Inductive Coupling

Jawed

Legend
Mmm tasty:

http://www.eetimes.com/news/design/showArticle.jhtml?articleID=222700422

A researcher from Keio University in Japan showed a way to put an entire solid-state disk in the footprint of a single chip in an evening talk at the International Solid State Circuits Conference (ISSCC) here.

Keio researchers used inductive coupling to link a stack of 128 NAND flash die and a controller.[...]

As many as three papers at this year's ISSCC will show advances in inductive coupling, said Tadahiro Kuroda, a professor at Keio University. The solid-state drive in a chip-sized package uses inductive coupling to provide 2 Gbits/second throughput so that a single controller can talk to any of the flash chips in the 128-chip stack.

Another ISSCC paper will show inductive coupling to link a processor to its memory using one-thirtieth the power and a third the die area of a DDR connection, Kuroda said. Another ISSCC paper discusses using the wireless technique to create a memory card that is more secure than a conventional plug-in SD card, he said.

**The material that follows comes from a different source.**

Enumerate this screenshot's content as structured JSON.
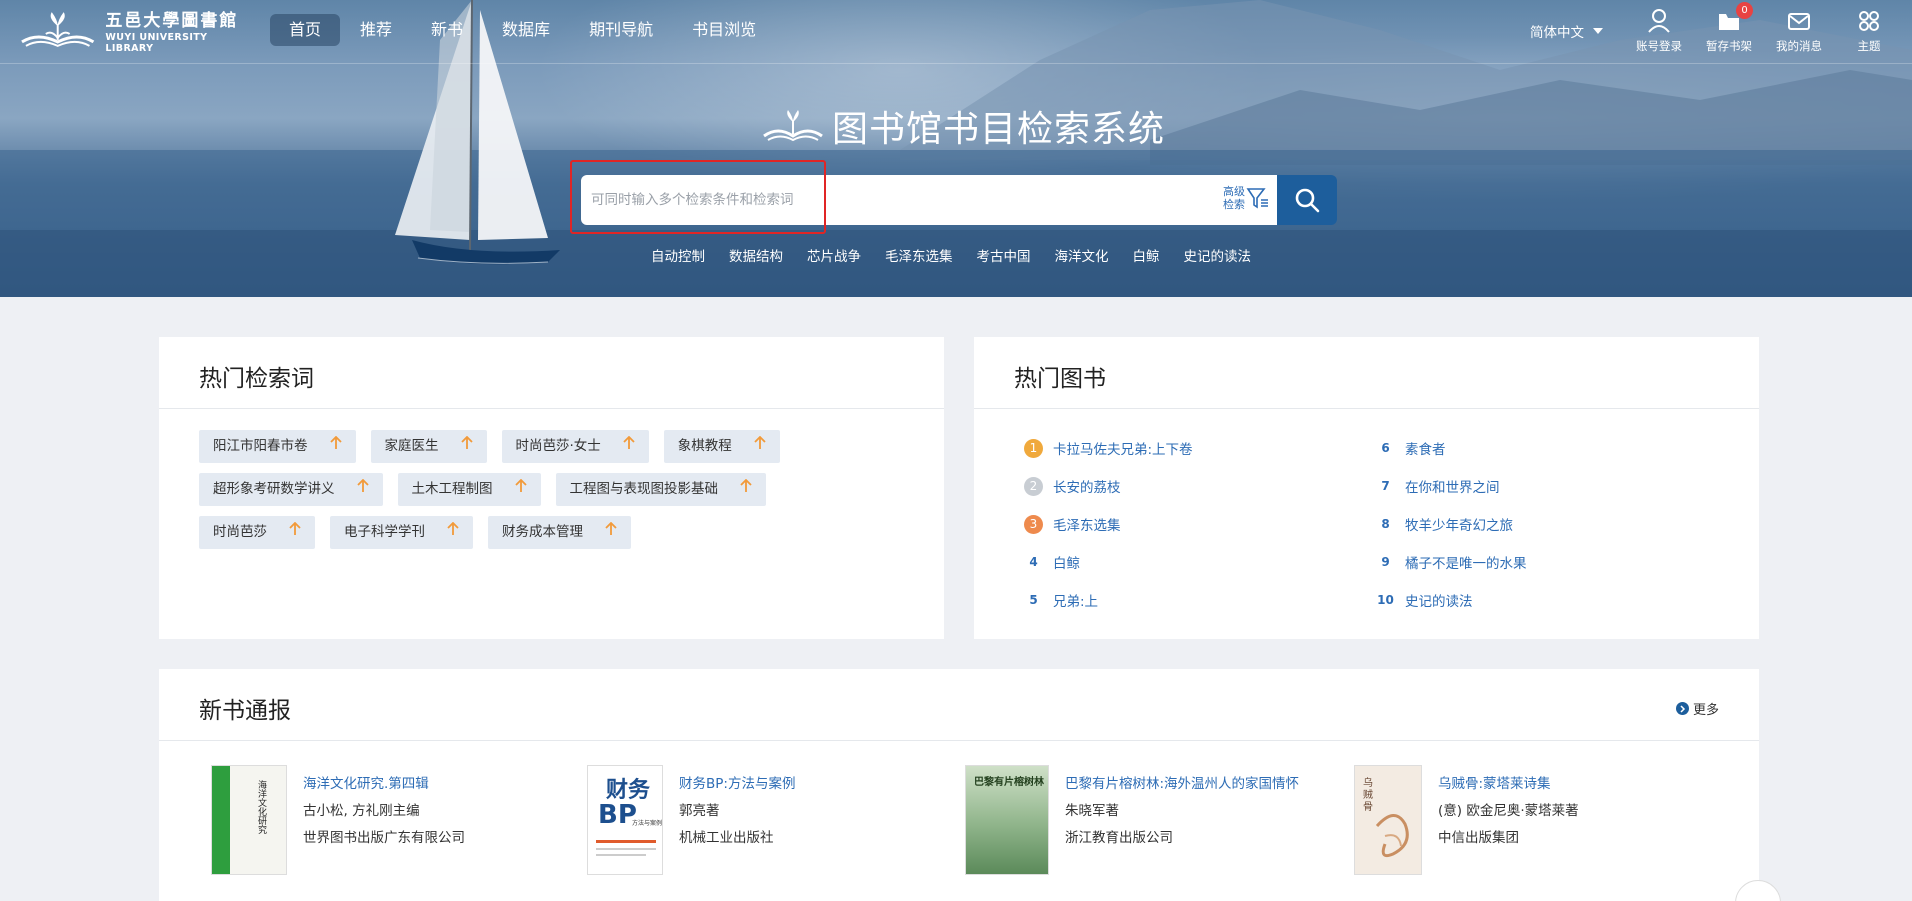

Inductive coupling compares favorably with through silicon vias in cost, reliability and energy dissipation, he said. Such interfaces typically cost 20 cents per chip less than through silicon vias, he added.
 
I'm more interested that it's only 20 cents per chip cheaper than TSVs ... that shows that for high margin products like GPUs and graphics DRAM 3D stacking could be economically viable right now if it weren't for other problems. I imagine cooling is the biggest problem stopping it from happening. Which this doesn't really help.

This might make flash a little cheaper, but it still won't do our GPUs any good :(
 
http://spectrum.ieee.org/tech-talk/...eaded-stepchild-of-the-semiconductor-industry

Researchers are divided on the severity of the issues that plague 3D integration: heat, alignment, and metal contamination still remain, but according to Hopkins professor Andreou and NEC researcher Yoshihiro Hayashi, heat is a red herring: any number of innovations will easily solve the heat problem by the time 3D packaged wafers are ready to hit the shelves (among these, using through-silicon vias to transport the excess heat to the heat sink, but that’s a whole other story).
But I admit that's vague and doesn't specifically address the question of monster-hot host chips such as GPUs talking to a co-mounted stack of memory chips.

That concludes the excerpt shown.